GOJIRA - Magma

June 17, 2016, 7 years ago

(Roadrunner)

David Perri

Rating: 9.0

review heavy metal gojira

GOJIRA - Magma

The fact that Gojira has arguably become France's most important metal band really is quite surreal when you think about it, especially given how unconventional and challenging even its breakthrough album, 2005's From Mars To Sirius, was. Since then, Gojira has developed into one of metal's most respected entities, the group having followed up From Mars To Sirius with the esoteric-yet-damn-listenable The Way Of All Flesh and L’Enfant Sauvage. With Magma, Gojira has taken everything further into the red -- the riffs are bigger and more obscure, the palette is wider, and the record is holistic and vibrant in so many entangled, and then un-entangled, ways. It's an alluring proposition, no doubt.

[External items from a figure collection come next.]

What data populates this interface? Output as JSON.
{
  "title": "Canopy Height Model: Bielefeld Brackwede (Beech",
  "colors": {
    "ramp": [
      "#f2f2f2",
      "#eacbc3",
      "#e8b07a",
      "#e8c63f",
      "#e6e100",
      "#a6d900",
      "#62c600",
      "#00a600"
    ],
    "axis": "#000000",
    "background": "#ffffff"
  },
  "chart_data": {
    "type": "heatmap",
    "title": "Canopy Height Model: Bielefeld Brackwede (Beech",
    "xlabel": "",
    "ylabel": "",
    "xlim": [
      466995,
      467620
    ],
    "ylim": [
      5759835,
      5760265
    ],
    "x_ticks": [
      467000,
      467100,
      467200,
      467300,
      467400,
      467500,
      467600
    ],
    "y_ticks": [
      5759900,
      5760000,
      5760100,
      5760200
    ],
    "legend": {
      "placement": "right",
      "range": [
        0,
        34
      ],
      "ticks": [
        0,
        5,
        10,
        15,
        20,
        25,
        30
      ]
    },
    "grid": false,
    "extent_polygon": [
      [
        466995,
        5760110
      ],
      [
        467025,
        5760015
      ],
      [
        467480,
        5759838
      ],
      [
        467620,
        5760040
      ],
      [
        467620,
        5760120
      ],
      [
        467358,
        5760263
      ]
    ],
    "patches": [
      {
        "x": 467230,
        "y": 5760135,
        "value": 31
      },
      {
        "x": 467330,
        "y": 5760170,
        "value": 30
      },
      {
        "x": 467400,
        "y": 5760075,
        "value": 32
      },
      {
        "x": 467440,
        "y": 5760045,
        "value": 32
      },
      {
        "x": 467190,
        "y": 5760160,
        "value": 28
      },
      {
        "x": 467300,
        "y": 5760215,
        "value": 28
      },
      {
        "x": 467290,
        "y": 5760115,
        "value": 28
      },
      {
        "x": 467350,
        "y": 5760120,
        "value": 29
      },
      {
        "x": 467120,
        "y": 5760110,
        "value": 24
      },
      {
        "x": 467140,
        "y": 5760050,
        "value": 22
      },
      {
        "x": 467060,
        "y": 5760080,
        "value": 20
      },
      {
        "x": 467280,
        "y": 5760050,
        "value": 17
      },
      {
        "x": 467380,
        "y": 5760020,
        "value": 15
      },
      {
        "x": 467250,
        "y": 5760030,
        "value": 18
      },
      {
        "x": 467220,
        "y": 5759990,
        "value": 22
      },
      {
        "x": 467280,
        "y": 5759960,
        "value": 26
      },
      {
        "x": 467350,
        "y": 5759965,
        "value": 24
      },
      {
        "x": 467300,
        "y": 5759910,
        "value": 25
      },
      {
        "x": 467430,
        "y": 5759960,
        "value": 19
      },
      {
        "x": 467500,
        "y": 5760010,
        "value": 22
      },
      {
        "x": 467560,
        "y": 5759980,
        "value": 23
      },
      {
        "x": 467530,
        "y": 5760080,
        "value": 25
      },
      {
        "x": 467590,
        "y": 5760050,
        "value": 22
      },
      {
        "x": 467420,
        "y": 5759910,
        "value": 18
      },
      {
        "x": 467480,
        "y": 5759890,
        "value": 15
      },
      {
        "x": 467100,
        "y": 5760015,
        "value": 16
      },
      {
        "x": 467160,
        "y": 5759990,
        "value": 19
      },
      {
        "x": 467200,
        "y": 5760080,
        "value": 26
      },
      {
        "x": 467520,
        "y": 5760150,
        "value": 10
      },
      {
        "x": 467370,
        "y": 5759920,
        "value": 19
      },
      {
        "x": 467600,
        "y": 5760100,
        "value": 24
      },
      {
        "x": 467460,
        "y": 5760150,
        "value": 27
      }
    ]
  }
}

And yet at its heart, Magma is a profoundly sad ('triste', in French) album that deals with the death of Gojira members Joe and Mario Duplantier's mother. The Duplantier brothers have said that some lyrics express hope that she would recover, while others deal with the unimaginable fact that she didn't. The record's theme is a deeply moving one, and the lyrics on record opener "The Shooting Star" illustrate how courageously personal the brothers were willing to get with their art and their audience: "On the first light of the day you march on, departure has arrived... avoid the darkness, stay away, stay out of sight / You are in the sky... When you get to the other side please send a sign / Everlasting love is ever dying...". 

Musically, where L'Enfant Sauvage was bold and menacing (which was aided by impeccable production), Magma is dynamic but at times very slippery. Which makes sense, given the context the record was recorded within. Magma sees Gojira's projection of itself modified in a more unpredictable way than previous works: vocalist and guitar player Joe Duplantier displays a full range instead of just harsh or growled vocals, while at times the guitars do unexpected things but with less heft than we've heard previously from the band. Which all combines to make Magma Gojira's most interesting album to listen to, the group continuously leading the listener through mazes that disorient rather than frustrate. Case in point: that jarring intro followed up by glassy, grasping bass lines on "Only Pain", or the (very) latter day Enslaved moments found in "Low Lands". Magma's highlight, however, is "The Cell", the song an apt display of what Gojira accomplishes at its summit moments (weirdly, The Way Of All Flesh's "A Sight To Behold" also provoked that sort of response, even if the two songs are nothing alike).

Magma is probably not what Gojira's fanbase was expecting, especially after the strength on strength of L'Enfant Sauvage. But perhaps Magma shows us a different kind of strength, the kind it takes to stare down and overcome life's most dreaded experiences. In 2008, this scribe described The Way Of All Flesh as the moment where the abyss stares back at you; however, almost a decade later, Gojira has shown us that Magma is the sound of the abyss not just staring back, but almost swallowing you entirely. And maybe Magma also tells us that the strength to fight off that abyss somehow perseveres under the worst, most unimaginable duress.